Pierre bateu a porta com raiva e atravessou a rua sem nem olhar para trás. Johnny olhou para mim severo e torci o nariz, pulando para o banco da frente sem falar nada. Ele ligou o carro outra vez e voltamos para a estrada.

- Vocês dois, viu... – comentou depois de um longo período de silencio – Não entendo como brigam por qualquer coisa. Já vi vocês conversando tão bem!
- Quando eu volto da escola, depois de muito tempo longe, conversamos numa boa. Eu falo das aulas, ele me conta dos jogos, mas não demora muito e alguma coisa vira motivo para discussão. Sempre foi assim, sempre vai ser. Pierre é um porco machista e não vai mudar.
- PJ não é tão mal assim, Bia. Você só precisa dar uma chance a ele.
- Ele é um imbecil, isso sim – respondi ainda chateada – Eu não tenho dois irmãos mais velhos e um pai, mas sim um irmão mais velho e dois pais!
- Bia, nem sempre vou estar perto pra apartar as brigas e acalmar os ânimos. O que vai acontecer numa próxima vez que discutirem? Vai se atacar como dois animais, como estava prestes a acontecer agora pouco?
- Por que ele não é o astro de quadribol que está sempre fora e você o locutor que dorme em casa todos os dias? – perguntei inconformada e ele riu.
- Porque PJ como jogador de quadribol é um excelente locutor esportivo – ele respondeu e rimos alto – Quando você jogar profissionalmente vai dar um...
- JOHNNY, CUIDADO!

Gritei desesperada levando a mão ao rosto quando vi um caminhão vindo de encontro ao nosso carro e Johnny virou o volante depressa, mas já era tarde demais. Vi uma luz muito forte em cima da gente, ouvi uma buzina alta e no instante seguinte o carro levantou vôo, capotando várias vezes e parando de cabeça para baixo do outro lado da estrada. Como estava presa pelo cinto, fiquei pendurada por ele e sentia a cabeça muito pesada, vendo algumas gotas de sangue pingando da minha testa. Fazia um esforço absurdo para manter meus olhos abertos, minha cabeça rodava e sentia vontade de me render ao cansaço e apenas dormir, mas lutei contra essa vontade. Olhei para o lado assustada e não conseguia ver o rosto de meu irmão, somente seu braço estirado no chão, sujo de sangue.

- Johnny?? Johnny?? – chamei-o chorando, tentando me soltar do cinto – Johnny, você está me ouvindo??
- Eu estou aqui, estou bem – ouvi meu irmão responder perto de mim, embora ainda não pudesse ver seu rosto – Tudo vai ficar bem, o socorro já vai chegar.

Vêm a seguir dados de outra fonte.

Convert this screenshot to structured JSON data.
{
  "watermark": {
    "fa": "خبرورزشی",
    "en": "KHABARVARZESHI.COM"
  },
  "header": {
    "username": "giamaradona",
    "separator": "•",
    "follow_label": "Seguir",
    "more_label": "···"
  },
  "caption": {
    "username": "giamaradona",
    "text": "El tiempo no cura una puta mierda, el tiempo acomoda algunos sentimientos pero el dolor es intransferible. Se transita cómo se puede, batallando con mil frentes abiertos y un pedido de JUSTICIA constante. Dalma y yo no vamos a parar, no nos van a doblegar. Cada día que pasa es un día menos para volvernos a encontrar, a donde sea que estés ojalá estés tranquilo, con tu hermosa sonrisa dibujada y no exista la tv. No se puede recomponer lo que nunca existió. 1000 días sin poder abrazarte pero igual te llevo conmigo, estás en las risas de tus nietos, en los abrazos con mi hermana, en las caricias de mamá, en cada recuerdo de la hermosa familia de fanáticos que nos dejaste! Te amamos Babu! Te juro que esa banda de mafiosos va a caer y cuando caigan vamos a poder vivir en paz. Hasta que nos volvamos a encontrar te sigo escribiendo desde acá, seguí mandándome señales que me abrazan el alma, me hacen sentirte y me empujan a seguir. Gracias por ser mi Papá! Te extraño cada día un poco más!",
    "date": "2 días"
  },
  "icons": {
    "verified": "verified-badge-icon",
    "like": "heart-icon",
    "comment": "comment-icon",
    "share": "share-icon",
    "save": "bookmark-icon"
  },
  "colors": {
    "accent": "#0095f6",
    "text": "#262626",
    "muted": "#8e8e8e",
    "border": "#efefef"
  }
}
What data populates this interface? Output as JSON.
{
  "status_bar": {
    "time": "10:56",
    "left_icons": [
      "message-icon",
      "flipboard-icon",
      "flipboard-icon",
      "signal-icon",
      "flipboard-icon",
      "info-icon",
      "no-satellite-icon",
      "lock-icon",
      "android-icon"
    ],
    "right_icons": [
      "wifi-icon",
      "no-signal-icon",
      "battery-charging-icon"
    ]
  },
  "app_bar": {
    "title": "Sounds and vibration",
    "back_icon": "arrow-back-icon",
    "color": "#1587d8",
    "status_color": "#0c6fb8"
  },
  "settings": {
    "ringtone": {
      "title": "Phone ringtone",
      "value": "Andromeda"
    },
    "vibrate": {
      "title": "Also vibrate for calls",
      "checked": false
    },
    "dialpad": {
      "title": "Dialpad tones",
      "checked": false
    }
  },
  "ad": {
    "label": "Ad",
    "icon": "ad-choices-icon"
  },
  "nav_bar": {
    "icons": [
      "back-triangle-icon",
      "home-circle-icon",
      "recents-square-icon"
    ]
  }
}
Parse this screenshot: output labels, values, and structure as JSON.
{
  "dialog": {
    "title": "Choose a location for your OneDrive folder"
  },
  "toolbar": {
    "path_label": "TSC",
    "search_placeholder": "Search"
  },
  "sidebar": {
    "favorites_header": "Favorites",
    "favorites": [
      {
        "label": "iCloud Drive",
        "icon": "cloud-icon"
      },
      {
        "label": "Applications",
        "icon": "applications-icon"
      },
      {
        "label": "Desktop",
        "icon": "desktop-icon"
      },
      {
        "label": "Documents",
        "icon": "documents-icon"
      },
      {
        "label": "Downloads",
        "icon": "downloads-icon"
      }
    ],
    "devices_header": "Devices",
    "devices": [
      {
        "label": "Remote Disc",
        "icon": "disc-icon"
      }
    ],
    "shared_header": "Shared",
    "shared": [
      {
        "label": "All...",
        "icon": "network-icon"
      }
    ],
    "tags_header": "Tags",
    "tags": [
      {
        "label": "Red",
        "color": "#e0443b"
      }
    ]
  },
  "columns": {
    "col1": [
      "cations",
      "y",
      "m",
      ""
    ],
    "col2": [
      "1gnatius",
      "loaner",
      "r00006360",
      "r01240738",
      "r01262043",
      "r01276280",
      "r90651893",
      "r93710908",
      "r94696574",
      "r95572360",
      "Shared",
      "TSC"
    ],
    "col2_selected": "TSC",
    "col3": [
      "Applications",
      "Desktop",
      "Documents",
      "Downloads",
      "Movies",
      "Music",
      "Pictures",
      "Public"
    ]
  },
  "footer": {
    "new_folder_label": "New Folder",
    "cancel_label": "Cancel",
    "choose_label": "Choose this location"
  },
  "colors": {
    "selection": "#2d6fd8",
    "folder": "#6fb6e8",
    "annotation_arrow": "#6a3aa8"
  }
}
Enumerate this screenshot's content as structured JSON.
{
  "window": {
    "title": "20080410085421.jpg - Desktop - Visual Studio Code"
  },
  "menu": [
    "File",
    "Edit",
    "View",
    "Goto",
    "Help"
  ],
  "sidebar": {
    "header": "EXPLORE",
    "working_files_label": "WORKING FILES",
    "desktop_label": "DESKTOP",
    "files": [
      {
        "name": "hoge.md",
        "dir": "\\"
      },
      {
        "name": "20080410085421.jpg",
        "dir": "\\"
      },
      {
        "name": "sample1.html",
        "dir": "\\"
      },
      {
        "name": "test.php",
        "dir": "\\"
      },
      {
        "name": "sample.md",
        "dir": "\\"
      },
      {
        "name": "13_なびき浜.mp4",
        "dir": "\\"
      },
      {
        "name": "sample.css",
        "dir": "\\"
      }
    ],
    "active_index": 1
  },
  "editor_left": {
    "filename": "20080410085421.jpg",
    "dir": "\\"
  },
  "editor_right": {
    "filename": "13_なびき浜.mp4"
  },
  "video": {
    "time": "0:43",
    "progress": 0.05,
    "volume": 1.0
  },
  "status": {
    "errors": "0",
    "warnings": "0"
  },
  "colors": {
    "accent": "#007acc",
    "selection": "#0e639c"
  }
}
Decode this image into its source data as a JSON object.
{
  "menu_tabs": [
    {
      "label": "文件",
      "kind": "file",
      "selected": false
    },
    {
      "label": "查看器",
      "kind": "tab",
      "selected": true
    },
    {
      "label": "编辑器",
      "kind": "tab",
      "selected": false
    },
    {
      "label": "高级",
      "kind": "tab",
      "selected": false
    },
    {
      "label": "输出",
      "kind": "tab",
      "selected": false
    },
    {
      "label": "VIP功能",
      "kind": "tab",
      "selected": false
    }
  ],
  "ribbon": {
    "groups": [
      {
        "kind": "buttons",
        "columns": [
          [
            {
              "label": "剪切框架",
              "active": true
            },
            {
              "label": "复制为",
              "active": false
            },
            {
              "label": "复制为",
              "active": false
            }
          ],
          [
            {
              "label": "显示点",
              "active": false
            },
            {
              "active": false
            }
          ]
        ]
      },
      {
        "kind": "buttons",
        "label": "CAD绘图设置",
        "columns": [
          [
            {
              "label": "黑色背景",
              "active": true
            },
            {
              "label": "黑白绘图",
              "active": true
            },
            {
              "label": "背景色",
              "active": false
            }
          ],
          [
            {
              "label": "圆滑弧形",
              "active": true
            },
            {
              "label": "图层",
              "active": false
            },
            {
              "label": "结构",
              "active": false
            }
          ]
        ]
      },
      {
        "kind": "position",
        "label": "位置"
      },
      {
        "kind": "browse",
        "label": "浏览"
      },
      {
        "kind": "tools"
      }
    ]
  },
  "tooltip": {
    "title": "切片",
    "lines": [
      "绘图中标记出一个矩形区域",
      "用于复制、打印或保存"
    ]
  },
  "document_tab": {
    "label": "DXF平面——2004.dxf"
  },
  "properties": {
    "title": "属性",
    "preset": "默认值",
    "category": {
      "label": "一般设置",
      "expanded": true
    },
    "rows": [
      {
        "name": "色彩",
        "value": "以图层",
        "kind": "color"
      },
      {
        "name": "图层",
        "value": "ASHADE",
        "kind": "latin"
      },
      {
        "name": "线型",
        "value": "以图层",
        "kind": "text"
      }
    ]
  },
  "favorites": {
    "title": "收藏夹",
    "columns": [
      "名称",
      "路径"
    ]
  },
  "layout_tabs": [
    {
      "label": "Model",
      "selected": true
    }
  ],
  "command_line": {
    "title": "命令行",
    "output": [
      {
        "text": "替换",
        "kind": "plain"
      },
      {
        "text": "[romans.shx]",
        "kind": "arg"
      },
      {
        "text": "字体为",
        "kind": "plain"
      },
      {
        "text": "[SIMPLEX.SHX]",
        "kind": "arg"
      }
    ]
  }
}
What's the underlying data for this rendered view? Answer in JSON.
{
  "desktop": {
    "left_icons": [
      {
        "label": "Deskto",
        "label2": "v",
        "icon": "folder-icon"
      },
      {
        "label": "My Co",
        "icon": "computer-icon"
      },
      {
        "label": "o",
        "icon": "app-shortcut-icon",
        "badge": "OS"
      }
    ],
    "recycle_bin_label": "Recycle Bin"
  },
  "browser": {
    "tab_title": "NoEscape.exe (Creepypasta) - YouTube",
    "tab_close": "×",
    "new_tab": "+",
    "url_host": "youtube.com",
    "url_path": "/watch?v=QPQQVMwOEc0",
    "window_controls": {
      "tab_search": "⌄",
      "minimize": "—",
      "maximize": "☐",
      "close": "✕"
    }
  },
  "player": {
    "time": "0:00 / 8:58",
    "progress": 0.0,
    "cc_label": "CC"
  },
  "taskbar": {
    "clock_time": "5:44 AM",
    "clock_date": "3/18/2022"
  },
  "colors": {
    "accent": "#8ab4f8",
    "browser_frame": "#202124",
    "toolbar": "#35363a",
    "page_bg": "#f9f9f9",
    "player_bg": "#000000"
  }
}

Estou aqui do seu lado, seja forte.
- Ok... – respondi engolindo o choro.

Ouvir a voz de meu irmão me reconfortou e pude respirar aliviada. Sabendo que ele estava bem e do meu lado, parei de lutar contra o cansaço e deixei que meus olhos fechassem. No mesmo instante, tudo ficou escuro e silencioso, e a dor que sentia já não existia mais. Johnny disse que tudo ia ficar bem, e ele nunca mentiu pra mim.